The flag of Costa Rica is attractive both in its graphic simplicity and in its wealth of symbolic meaning. Adopted in 1848, the flag has three colors, which allude to those of the French flag, a symbolic recognition of the ideals of the French Revolution.

A Costa Rican government decree of 1848 provides the first official description of the flag—a “tricolor” made up of five horizontal bands. The central red band is flanked by two white bands, which, in turn, are flanked by two blue ones. Each band takes up one sixth of the flag’s width, except for the red band, which is two-sixths of the width.

Each of the flag’s colors has its own meaning. The blue stripes represent the blue of the sky and, by extension, purity and tranquility. The white stripes represent peace, an ideal of particular importance to a country with no army. The red represents the blood shed by those who fought for Costa Rica’s independence, although it has also come to symbolize the blood pulsing through the veins of the people and the reddened faces of Costa Rica’s hard-working laborers.
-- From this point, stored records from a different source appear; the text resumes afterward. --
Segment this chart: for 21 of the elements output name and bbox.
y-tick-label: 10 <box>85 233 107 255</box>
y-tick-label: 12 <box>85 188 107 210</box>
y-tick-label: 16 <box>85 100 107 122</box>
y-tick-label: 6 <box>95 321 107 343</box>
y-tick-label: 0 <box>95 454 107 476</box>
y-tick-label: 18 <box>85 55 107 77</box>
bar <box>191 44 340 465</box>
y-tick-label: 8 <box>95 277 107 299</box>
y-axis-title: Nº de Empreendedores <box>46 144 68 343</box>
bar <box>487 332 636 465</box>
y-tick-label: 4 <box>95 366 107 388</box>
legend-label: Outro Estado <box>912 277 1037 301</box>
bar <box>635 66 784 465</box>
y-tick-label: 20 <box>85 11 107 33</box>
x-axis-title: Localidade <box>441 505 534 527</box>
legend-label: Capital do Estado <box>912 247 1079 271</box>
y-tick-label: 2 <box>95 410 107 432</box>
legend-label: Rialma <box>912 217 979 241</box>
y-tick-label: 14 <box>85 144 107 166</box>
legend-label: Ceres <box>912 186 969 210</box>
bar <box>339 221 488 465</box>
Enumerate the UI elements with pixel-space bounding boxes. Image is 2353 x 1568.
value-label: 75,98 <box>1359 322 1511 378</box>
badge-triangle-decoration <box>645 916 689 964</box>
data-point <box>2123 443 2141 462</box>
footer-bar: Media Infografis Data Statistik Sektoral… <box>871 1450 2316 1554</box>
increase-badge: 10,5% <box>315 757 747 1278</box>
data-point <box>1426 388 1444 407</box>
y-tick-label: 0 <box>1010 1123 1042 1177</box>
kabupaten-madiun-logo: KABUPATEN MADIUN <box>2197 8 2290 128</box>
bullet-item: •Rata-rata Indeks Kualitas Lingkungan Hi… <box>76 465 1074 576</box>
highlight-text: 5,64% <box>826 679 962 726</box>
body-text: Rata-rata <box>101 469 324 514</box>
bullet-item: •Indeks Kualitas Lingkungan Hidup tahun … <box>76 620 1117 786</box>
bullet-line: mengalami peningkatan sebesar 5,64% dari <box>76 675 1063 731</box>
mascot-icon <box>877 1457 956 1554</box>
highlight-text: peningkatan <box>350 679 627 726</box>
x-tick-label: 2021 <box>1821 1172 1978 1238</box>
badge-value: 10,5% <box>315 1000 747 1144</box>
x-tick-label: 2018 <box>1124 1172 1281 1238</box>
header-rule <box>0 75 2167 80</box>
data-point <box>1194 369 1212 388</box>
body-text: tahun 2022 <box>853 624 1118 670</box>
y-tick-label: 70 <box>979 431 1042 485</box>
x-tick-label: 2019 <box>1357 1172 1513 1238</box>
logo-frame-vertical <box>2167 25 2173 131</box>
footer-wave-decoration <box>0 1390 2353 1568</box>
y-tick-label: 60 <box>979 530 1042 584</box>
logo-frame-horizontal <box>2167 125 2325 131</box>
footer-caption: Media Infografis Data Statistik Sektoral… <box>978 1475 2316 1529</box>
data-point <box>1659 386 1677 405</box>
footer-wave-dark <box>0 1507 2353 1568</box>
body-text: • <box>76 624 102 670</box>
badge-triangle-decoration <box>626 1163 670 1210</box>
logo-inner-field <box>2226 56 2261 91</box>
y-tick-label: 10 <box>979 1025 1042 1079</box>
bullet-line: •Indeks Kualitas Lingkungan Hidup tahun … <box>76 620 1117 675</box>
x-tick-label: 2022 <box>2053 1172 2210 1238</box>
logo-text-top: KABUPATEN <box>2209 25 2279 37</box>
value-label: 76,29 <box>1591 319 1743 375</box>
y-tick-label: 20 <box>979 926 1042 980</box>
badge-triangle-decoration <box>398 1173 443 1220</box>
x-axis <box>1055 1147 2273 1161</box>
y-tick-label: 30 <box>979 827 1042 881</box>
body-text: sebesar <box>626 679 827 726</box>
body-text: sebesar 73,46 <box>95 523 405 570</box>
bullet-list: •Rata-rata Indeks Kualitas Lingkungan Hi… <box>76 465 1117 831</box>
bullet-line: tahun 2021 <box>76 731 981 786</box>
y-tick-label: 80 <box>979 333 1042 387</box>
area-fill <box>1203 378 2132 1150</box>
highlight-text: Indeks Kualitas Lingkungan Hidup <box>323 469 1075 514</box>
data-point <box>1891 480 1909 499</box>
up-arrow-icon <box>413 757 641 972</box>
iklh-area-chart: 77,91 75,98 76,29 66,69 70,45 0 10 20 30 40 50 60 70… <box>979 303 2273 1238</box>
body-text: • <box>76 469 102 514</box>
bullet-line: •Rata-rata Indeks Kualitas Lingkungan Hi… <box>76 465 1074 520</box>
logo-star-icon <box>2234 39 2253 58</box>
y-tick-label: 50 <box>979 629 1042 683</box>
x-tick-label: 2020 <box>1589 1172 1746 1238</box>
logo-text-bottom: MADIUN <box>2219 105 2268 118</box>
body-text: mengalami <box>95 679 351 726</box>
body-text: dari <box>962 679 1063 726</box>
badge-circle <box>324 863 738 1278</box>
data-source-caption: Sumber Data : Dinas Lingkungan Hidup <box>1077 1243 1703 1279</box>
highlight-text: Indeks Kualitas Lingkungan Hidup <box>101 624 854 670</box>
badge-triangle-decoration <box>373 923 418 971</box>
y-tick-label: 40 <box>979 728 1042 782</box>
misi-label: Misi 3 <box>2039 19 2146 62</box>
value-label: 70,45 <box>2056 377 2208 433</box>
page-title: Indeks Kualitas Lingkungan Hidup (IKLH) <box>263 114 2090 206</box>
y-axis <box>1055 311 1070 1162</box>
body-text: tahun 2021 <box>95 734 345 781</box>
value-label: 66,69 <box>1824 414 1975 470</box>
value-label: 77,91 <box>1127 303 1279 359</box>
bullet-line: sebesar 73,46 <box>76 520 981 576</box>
The unadorned red-white-and-blue flag serves for unofficial purposes. For official state and maritime purposes, Costa Rica flies the Pabellón Nacional. This flag has the same five horizontal stripes but also includes the country’s coat of arms, or escudo. The escudo floats on a white elliptical background, whose dimensions are also specified in the 1848 governmental decree. The white ellipse sits on the flag’s broad red band.

Costa Rica’s flag, whether in its official or its unofficial purpose, is a great source of national pride for its people.